Claude calls checkRunStatus to show the current state and output.

CLI Management

# List all custom tools
datagen tools list

# Show tool details
datagen tools show <uuid>

# Run a tool
datagen tools run <uuid> --input '{"campaign_id": "abc123"}'

Example: Lead Enrichment Tool

from datagen_sdk import DatagenClient

client = DatagenClient()

# Input: list of company domains
domains = input_domains  # From input schema

enriched = []
for domain in domains:
    # Web research
    research = client.execute_tool("mcp_Perplexity_search", {
        "query": f"What does {domain} company do? Who are the founders?"
    })

    # LinkedIn data
    company = client.execute_tool("mcp_LinkedIn_get_company", {
        "domain": domain
    })

    enriched.append({
        "domain": domain,
        "description": research.get("answer"),
        "employee_count": company.get("employeeCount"),
        "industry": company.get("industry")
    })

# Output variables
result = enriched
total_enriched = len(enriched)
Input Schema:
{
  "type": "object",
  "properties": {
    "input_domains": {
      "type": "array",
      "items": {"type": "string"},
      "description": "List of company domains to enrich"
    }
  },
  "required": ["input_domains"]
}
Dependencies: MCP Servers: ["Perplexity", "LinkedIn"] | Output Variables: ["result", "total_enriched"]

Best Practices

Each tool should do one thing well.
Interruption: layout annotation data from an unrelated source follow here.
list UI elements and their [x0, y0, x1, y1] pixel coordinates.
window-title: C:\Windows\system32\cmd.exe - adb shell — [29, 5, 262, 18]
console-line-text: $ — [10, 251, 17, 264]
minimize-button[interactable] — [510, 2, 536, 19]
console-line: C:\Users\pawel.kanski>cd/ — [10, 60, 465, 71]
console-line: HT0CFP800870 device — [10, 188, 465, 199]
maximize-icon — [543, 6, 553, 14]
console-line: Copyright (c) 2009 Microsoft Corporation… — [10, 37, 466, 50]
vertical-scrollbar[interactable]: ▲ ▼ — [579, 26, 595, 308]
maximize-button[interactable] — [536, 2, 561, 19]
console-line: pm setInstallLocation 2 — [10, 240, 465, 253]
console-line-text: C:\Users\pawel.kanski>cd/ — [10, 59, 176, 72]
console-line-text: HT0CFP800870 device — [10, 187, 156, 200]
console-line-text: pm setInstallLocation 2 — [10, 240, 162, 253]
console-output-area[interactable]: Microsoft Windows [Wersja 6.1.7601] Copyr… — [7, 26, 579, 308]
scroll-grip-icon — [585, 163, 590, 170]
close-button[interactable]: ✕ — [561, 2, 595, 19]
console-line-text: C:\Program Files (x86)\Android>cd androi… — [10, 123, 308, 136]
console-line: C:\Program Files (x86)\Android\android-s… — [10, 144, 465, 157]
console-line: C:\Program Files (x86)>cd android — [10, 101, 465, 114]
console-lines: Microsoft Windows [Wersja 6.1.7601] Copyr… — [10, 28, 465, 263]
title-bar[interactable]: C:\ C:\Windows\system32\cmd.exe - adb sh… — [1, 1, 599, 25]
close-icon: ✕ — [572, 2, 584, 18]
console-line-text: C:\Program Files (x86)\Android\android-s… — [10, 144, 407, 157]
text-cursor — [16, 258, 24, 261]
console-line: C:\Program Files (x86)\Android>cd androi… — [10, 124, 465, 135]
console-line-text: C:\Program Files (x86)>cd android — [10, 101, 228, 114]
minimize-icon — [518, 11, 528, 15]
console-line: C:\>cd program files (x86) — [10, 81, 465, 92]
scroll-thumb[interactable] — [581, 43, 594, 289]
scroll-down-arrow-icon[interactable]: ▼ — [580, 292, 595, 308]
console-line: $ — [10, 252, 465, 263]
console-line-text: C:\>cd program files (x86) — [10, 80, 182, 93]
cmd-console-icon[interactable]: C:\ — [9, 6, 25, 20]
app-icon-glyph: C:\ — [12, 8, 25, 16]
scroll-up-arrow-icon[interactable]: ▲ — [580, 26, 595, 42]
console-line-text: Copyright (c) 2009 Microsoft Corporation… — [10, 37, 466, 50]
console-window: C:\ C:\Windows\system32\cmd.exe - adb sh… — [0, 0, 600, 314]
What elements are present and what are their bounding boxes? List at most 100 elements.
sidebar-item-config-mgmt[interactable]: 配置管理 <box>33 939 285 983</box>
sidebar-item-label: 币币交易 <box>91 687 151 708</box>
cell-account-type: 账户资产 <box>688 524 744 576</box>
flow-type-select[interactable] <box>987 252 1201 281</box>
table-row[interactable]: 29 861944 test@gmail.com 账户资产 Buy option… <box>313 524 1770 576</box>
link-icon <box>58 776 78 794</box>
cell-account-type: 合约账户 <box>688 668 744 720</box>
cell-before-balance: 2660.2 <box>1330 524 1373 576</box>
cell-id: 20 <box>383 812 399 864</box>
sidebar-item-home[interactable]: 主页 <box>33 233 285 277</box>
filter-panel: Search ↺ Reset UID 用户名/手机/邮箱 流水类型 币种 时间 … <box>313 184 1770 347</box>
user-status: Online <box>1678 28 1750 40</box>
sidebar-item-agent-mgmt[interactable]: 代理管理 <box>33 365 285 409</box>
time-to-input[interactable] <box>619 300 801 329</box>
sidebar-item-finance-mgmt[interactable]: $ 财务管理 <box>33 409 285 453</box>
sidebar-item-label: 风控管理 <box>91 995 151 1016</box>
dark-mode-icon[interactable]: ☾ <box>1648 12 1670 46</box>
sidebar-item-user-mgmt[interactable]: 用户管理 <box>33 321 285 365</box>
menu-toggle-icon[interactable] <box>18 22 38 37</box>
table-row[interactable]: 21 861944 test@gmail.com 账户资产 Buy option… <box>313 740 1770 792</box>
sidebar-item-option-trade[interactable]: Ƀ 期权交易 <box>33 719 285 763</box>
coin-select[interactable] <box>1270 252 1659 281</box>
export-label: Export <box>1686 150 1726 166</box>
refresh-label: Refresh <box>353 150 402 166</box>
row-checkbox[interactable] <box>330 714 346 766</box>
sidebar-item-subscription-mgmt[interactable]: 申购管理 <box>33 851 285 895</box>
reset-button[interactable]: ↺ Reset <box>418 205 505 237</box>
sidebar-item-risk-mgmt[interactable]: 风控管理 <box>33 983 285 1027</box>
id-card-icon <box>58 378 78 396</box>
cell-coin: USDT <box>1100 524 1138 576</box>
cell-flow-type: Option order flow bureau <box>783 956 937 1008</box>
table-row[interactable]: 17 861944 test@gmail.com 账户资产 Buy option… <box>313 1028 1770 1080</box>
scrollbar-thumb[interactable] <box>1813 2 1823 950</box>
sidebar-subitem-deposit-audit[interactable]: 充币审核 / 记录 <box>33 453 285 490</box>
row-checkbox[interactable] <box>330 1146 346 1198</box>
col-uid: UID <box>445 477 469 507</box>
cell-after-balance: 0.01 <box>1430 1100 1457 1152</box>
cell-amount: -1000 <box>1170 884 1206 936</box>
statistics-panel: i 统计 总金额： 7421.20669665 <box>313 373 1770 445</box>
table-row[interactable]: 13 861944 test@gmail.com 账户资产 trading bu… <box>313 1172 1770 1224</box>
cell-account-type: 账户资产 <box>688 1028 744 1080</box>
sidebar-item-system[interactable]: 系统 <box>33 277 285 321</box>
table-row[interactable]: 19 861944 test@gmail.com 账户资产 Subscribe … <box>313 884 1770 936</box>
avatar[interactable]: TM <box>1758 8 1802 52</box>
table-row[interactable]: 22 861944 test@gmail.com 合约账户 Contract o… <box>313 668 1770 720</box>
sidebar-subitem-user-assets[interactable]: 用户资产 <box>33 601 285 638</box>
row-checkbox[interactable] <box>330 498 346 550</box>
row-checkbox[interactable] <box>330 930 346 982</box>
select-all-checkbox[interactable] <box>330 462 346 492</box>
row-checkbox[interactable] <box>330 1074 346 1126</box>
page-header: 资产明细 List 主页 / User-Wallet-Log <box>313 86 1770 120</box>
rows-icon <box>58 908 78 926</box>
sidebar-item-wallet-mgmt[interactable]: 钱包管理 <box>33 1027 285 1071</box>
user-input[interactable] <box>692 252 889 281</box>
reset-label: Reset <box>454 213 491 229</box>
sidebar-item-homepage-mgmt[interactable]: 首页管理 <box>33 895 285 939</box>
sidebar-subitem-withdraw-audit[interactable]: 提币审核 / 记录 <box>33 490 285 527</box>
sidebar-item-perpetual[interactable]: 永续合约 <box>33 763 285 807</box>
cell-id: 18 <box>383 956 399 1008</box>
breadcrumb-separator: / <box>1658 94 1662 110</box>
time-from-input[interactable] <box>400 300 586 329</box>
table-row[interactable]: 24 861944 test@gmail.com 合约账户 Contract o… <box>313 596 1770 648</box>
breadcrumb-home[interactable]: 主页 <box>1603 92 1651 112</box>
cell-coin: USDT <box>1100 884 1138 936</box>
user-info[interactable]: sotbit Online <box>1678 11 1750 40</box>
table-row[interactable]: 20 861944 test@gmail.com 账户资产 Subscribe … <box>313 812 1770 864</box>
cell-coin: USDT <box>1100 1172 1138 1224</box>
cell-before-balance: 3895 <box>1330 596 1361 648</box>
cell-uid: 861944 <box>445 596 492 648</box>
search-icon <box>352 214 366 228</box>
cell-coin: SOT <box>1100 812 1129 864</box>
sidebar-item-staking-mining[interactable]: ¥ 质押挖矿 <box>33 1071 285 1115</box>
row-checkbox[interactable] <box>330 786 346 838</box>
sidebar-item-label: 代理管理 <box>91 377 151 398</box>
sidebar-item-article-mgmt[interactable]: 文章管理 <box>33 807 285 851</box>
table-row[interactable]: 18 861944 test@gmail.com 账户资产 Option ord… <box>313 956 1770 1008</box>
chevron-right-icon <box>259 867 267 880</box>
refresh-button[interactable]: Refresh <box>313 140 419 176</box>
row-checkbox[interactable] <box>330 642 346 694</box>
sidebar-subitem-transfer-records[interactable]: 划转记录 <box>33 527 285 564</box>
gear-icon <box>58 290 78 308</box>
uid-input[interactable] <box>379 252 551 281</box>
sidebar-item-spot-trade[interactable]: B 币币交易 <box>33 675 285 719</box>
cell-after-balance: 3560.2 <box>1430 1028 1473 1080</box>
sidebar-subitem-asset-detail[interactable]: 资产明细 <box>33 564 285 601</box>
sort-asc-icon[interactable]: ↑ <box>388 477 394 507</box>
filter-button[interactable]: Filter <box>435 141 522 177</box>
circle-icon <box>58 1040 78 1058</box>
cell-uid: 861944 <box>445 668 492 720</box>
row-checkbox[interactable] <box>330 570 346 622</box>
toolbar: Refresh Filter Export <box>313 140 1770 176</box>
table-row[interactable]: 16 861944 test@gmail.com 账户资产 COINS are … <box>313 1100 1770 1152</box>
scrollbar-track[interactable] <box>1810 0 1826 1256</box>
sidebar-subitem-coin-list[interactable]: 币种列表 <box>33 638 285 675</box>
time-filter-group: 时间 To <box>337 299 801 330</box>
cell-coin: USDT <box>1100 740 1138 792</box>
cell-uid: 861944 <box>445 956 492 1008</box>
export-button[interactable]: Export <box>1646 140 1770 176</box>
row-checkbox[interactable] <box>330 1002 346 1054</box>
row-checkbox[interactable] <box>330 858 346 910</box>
Create separate tools for different tasks rather than one massive tool.
try:
    result = client.execute_tool("mcp_Linear_create_issue", {...})
except DatagenToolError as e:
    error_message = f"Failed to create issue: {e}"
Name tools clearly: enrich_company_data not tool1. Good descriptions help Claude understand when to use your tool.
Always test with executeCode first. Deployed tools are harder to debug.